If the assessment reveals that swelling has not fully resolved, your piercer will advise you to return in two to four weeks. It is better to make an additional visit than to downsize prematurely.
Downsizing is not the same as an upgrade
These two appointments are distinct and serve different purposes.
Downsizing occurs at 4–12 weeks. It replaces the initial post with a shorter titanium post. The piercing is still healing. The purpose is to remove excess length that is impeding that process.
An upgrade replaces the titanium starter piece with decorative jewellery — at Platinum Point, that means BVLA solid gold or 950 platinum pieces. Upgrades happen after full healing: a minimum of six months for lobes, twelve months or more for cartilage. Moving to decorative jewellery before the piercing is fully healed is one of the most reliable ways to extend the healing period significantly.

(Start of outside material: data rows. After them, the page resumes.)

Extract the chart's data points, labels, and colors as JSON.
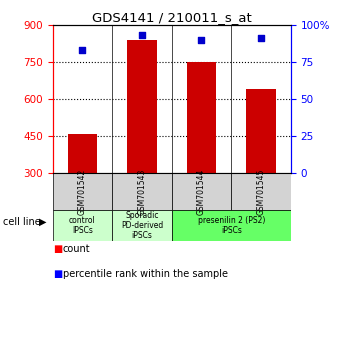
{
  "title": "GDS4141 / 210011_s_at",
  "samples": [
    "GSM701542",
    "GSM701543",
    "GSM701544",
    "GSM701545"
  ],
  "bar_values": [
    460,
    840,
    750,
    640
  ],
  "percentile_values": [
    83,
    93,
    90,
    91
  ],
  "bar_color": "#cc0000",
  "percentile_color": "#0000cc",
  "ylim_left": [
    300,
    900
  ],
  "ylim_right": [
    0,
    100
  ],
  "yticks_left": [
    300,
    450,
    600,
    750,
    900
  ],
  "yticks_right": [
    0,
    25,
    50,
    75,
    100
  ],
  "ytick_labels_right": [
    "0",
    "25",
    "50",
    "75",
    "100%"
  ],
  "grid_values": [
    450,
    600,
    750
  ],
  "cat0_label": "control\nIPSCs",
  "cat0_color": "#ccffcc",
  "cat1_label": "Sporadic\nPD-derived\niPSCs",
  "cat1_color": "#ccffcc",
  "cat23_label": "presenilin 2 (PS2)\niPSCs",
  "cat23_color": "#66ff66",
  "sample_box_color": "#d3d3d3",
  "cell_line_label": "cell line",
  "legend_count": "count",
  "legend_percentile": "percentile rank within the sample",
  "background_color": "#ffffff",
  "bar_width": 0.5
}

Clients sometimes come in expecting to upgrade at the downsize appointment. We assess each situation individually — occasionally a lobe at six weeks is ready for a conservative upgrade — but as a general rule, the downsize appointment is a clinical visit, not a shopping one. The upgrade consultation comes later.
At Platinum Point
Downsize appointments are included in the cost of any new piercing at our studio. This is not universal practice across Auckland — many studios charge separately for downsizing, treat it as an optional service, or don't offer it at all. We consider it an inseparable part of the piercing service. A piercing that is not properly downsized has not been properly finished.

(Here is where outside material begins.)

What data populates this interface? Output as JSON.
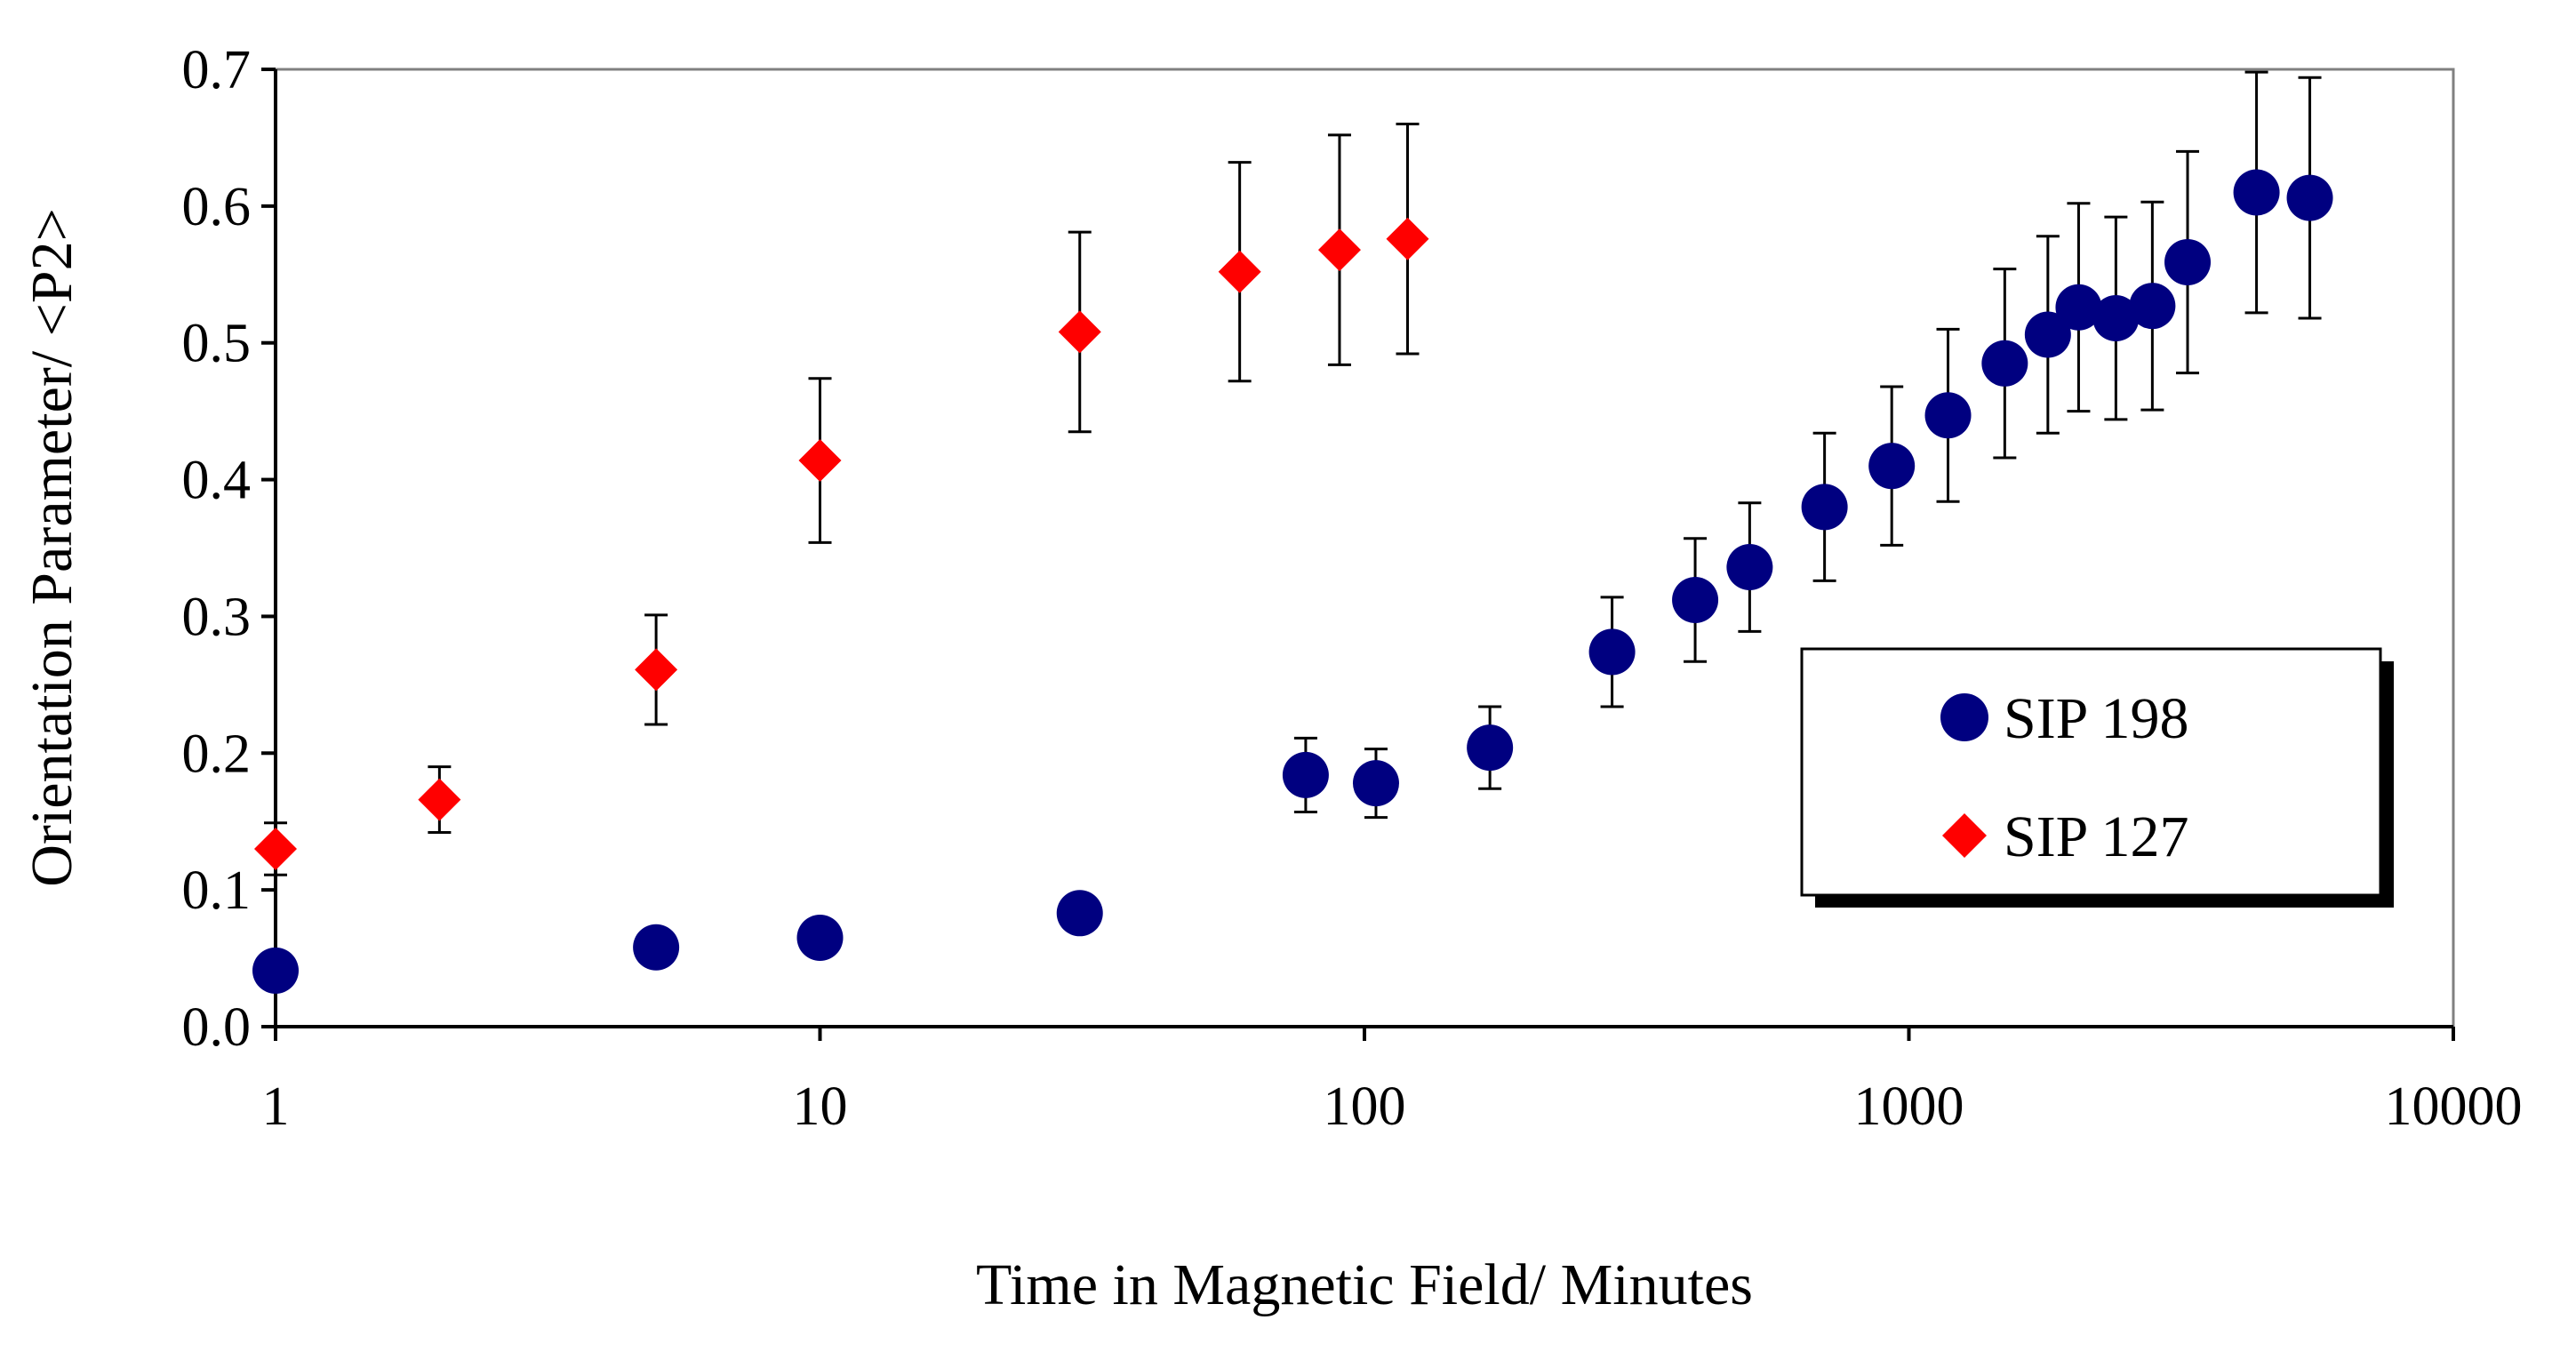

Named best piercing studio in Auckland by Auckland Magazine, we operate by appointment only from 389 Parnell Road, open Wednesday through Monday. If you have questions about your healing in between appointments, call us at 09 949 0940. A piercer who can see the actual piercing is considerably more useful than an online forum.
Frequently asked questions
Can I downsize at home?
We strongly recommend against it. Downsizing at home introduces contamination risk to a healing piercing, and the replacement post must be correctly sized — an incorrectly sized post creates a new set of problems. The procedure also requires the kind of controlled handling that is difficult to achieve without clinical tools. Come in for a proper appointment.

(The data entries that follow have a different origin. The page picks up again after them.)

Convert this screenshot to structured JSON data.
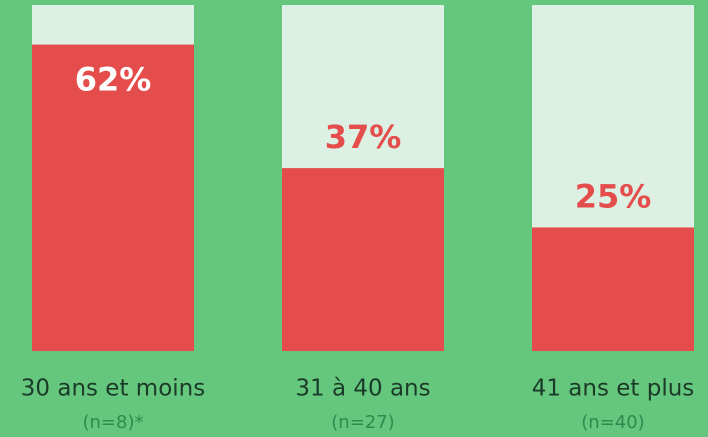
{
  "chart_data": {
    "type": "bar",
    "categories": [
      "30 ans et moins",
      "31 à 40 ans",
      "41 ans et plus"
    ],
    "subcategories": [
      "(n=8)*",
      "(n=27)",
      "(n=40)"
    ],
    "values": [
      62,
      37,
      25
    ],
    "value_labels": [
      "62%",
      "37%",
      "25%"
    ],
    "color": "#e44d4b",
    "background_color": "#dcf0e3",
    "ylim": [
      0,
      70
    ]
  }
}
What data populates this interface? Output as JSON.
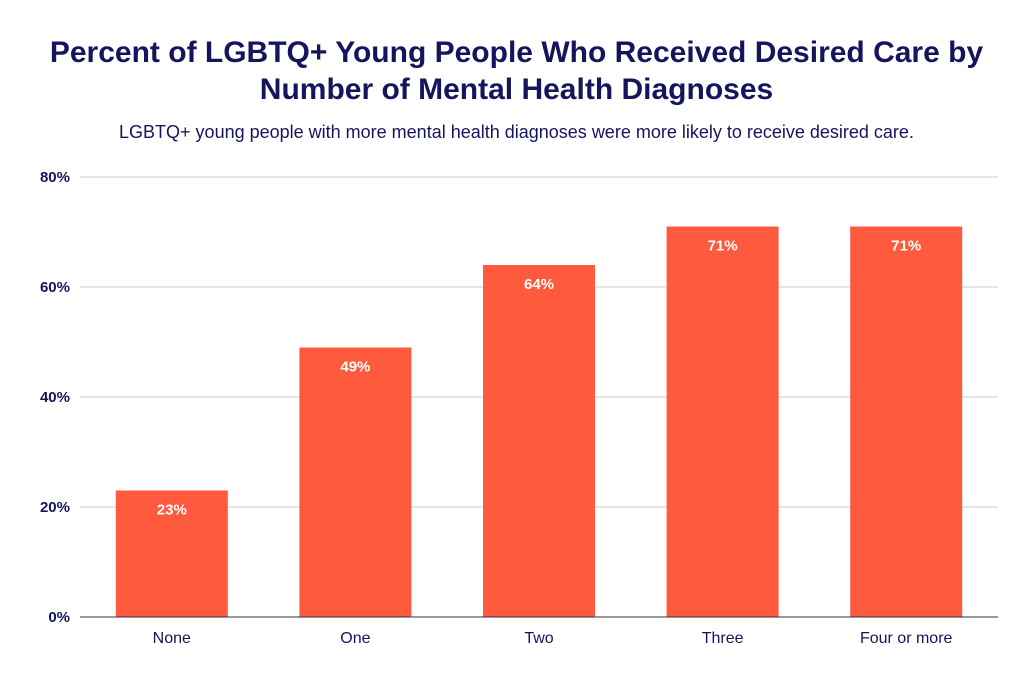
{
  "chart_data": {
    "type": "bar",
    "title": "Percent of LGBTQ+ Young People Who Received Desired Care by Number of Mental Health Diagnoses",
    "subtitle": "LGBTQ+ young people with more mental health diagnoses were more likely to receive desired care.",
    "xlabel": "",
    "ylabel": "",
    "categories": [
      "None",
      "One",
      "Two",
      "Three",
      "Four or more"
    ],
    "values": [
      23,
      49,
      64,
      71,
      71
    ],
    "data_labels": [
      "23%",
      "49%",
      "64%",
      "71%",
      "71%"
    ],
    "ylim": [
      0,
      80
    ],
    "yticks": [
      0,
      20,
      40,
      60,
      80
    ],
    "ytick_labels": [
      "0%",
      "20%",
      "40%",
      "60%",
      "80%"
    ],
    "grid": true,
    "legend": "none",
    "colors": {
      "bar": "#ff5a3d",
      "text": "#15155e",
      "grid": "#cccccc",
      "axis": "#333333",
      "data_label": "#ffffff"
    }
  }
}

What if I miss my downsize window?
Come in as soon as you can. It is never too late to downsize, but the sooner the better. If your piercing has been slow to heal or has developed an irritation bump, a delayed downsize is often the first thing we investigate — excess post length is a very common culprit in piercings that have stalled.
Does downsizing hurt?
Briefly. Removing and replacing a post in a healing piercing is uncomfortable — the tissue is still forming and sensitive to any movement. The appointment takes 10–15 minutes and the discomfort passes quickly. It is considerably less significant than the original piercing appointment.